Subaru, which is owned by Fuji Heavy industries Ltd, wasn't alone.
Although the headlines coming out of the U.S. auto industry were downright apocalyptic for much of 2009, a handful of automakers, including Ford Motor Co and Hyundai Motor Co, also had sales progress worth celebrating in 2009 -- and would like nothing more than to have a repeat in 2010.
But can they?
Analysts say they stand a decent chance. Still, they may have more company this year as a rebound in car sales to between 11 million to 12 million units, up from 10.4 million last year, lifts results for the whole industry.
On Monday, Ford -- the only U.S. automaker to avoid bankruptcy -- swept the North American Car and Truck Awards at the Detroit auto show with its Fusion Hybrid and Transit Connect cargo hauler.
Subaru, which had its Forester named Motor Trend magazine's 2009 Sport Utility of the Year, saw its Outback named Motor Trend's 2010 Sport Utility of the Year, the first time a single automaker has won the award two years in a row.
Hyundai, which has won over dealers and consumers with cars equal in quality and reliability to more pricey Japanese vehicles and won the 2009 North American Car of the Year Award with its Genesis, is now getting high marks for styling.
"Their powerful opportunity is this new Sonata," said Earl Hesterberg, the president and chief executive Group 1, a big publicly traded U.S. dealership chain.
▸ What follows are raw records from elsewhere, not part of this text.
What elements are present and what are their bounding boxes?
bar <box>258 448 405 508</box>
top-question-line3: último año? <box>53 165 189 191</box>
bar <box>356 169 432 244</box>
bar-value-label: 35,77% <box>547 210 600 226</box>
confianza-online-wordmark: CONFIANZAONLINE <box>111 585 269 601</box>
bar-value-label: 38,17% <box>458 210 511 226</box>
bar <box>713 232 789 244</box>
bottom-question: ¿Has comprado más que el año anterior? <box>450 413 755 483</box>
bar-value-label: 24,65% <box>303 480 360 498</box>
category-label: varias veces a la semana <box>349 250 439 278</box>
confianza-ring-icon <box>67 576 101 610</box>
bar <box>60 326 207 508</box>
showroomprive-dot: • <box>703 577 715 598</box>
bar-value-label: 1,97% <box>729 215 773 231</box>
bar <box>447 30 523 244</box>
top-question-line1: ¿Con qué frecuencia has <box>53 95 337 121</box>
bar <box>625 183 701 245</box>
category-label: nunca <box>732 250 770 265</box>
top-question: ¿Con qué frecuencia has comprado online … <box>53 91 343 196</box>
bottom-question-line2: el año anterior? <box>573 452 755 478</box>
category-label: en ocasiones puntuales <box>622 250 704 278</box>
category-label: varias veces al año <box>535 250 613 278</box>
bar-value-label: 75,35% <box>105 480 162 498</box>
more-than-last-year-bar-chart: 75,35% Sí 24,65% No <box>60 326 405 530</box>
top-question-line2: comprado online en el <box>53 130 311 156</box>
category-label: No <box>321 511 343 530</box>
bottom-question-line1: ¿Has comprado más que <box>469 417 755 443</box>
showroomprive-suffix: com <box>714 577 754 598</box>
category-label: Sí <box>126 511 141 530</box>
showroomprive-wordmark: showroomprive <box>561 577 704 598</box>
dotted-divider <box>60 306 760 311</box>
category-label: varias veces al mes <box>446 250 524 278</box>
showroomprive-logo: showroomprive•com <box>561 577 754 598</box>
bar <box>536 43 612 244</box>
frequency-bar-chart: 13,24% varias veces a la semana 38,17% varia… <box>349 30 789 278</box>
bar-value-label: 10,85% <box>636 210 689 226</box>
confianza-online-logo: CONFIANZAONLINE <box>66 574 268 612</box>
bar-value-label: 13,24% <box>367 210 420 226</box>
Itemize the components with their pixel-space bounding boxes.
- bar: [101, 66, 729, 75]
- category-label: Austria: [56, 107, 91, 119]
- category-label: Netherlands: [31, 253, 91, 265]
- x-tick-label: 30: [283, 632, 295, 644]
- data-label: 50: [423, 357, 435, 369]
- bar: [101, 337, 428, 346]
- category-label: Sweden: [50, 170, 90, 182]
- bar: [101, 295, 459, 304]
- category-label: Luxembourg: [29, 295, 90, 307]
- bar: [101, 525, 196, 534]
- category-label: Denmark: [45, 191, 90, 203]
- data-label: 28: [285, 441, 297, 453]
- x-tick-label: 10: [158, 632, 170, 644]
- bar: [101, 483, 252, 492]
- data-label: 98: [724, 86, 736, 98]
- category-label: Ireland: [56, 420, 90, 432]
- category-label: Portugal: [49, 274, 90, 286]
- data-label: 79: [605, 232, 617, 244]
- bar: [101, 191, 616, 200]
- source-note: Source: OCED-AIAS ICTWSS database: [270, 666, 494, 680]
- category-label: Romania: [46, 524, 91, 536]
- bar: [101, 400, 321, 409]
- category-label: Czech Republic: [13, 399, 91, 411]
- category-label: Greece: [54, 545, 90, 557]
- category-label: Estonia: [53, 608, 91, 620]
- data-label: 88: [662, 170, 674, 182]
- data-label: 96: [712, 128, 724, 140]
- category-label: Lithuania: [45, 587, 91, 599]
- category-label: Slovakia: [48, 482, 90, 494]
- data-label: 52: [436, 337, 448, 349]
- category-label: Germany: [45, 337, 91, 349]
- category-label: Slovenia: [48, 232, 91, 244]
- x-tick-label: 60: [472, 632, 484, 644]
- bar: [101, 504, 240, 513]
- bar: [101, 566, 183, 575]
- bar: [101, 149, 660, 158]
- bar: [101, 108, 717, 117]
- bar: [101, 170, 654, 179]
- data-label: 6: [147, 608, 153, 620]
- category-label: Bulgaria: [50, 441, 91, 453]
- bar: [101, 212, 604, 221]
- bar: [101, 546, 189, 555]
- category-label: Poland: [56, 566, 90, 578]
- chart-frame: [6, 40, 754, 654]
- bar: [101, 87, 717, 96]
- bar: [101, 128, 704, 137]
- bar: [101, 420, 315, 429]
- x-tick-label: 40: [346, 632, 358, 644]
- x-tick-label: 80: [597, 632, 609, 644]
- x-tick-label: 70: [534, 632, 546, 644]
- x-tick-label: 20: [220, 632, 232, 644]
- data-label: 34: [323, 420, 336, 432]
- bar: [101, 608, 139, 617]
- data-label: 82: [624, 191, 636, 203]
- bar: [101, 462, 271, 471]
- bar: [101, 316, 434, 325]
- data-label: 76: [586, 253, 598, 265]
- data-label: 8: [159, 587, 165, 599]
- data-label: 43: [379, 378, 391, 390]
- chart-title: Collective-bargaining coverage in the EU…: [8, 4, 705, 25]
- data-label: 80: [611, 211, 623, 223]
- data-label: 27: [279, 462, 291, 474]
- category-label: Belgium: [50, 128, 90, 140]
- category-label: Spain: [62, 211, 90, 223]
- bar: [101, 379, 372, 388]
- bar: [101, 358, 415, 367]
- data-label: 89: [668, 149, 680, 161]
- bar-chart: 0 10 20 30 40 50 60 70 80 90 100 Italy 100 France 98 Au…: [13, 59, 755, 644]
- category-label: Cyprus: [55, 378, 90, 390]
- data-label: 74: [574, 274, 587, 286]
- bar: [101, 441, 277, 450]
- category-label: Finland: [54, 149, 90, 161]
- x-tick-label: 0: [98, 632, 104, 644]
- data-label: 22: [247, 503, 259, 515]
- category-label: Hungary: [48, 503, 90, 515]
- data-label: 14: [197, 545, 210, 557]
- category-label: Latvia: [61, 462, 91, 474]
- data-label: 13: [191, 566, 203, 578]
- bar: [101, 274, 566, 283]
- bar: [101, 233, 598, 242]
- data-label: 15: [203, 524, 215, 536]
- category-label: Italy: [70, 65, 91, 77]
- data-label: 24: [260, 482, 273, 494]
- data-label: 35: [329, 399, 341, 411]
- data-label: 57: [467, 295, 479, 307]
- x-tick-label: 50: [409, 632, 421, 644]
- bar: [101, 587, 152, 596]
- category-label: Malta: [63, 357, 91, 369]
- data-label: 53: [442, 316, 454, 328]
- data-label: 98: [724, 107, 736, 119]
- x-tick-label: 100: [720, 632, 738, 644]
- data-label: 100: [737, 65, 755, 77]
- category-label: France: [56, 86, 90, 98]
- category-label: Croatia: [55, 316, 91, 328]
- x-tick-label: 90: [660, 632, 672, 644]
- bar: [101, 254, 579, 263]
"That's in the fat part of the car segment. It's already recognized as having a good value proposition. Now for the first time it looks like it has styling. We'll see what the market says. But that's interesting and potentially a step forward for them."
Mike Maroone, the chief operating officer of AutoNation, the largest U.S. auto retailer, agrees, saying Hyundai will be "a force to be reckoned with" in the coming year.
But Ford, Hyundai and Subaru are not the only automakers generating buzz at this year's show, an event that takes place in the shadow of the U.S. government's $120 billion bailout of the domestic industry last year.
"At least for the near-term, excess is out," Jeff Schuster, executive director of global forecasting at J.D. Power and Associates told Reuters TV.
"If you look around this show, the message here really is an industry getting back to business."
Among the companies looking serious again is General Motors. Maroone says Chevrolet's Equinox is "the hottest product in America," giving GM, which has also scored big hits with the Chevrolet Malibu and Camaro, another reason to smile.
"Their new stuff is all clicking," Maroone said.
But after last year's crushing slide in demand, which pushed industry-wide sales to their lowest level since 1982, almost everyone here expects 2010 to be a year of rebound that could lift most automakers of the floor they hit in 2009.
"There is the potential for upside because we have a lot of pent-up demand," said Rebecca Lindland, an analyst at IHS Global Insight.
The increasing signs of stability at GM and Chrysler, which both exited bankruptcy quickly, will also be a key factor to watch in 2010.
Schuster at J.D. Powers says that Hyundai and Kia both saw customers migrate to them last year as a result of the rumors of impending bankruptcy at GM and Chrysler -- and uncertainty about what that might mean for warranties and service.
He says that as domestic industry becomes more competitive and the news around it less dire, "it will be interesting to see if they are able to draw those buyers back with their new products."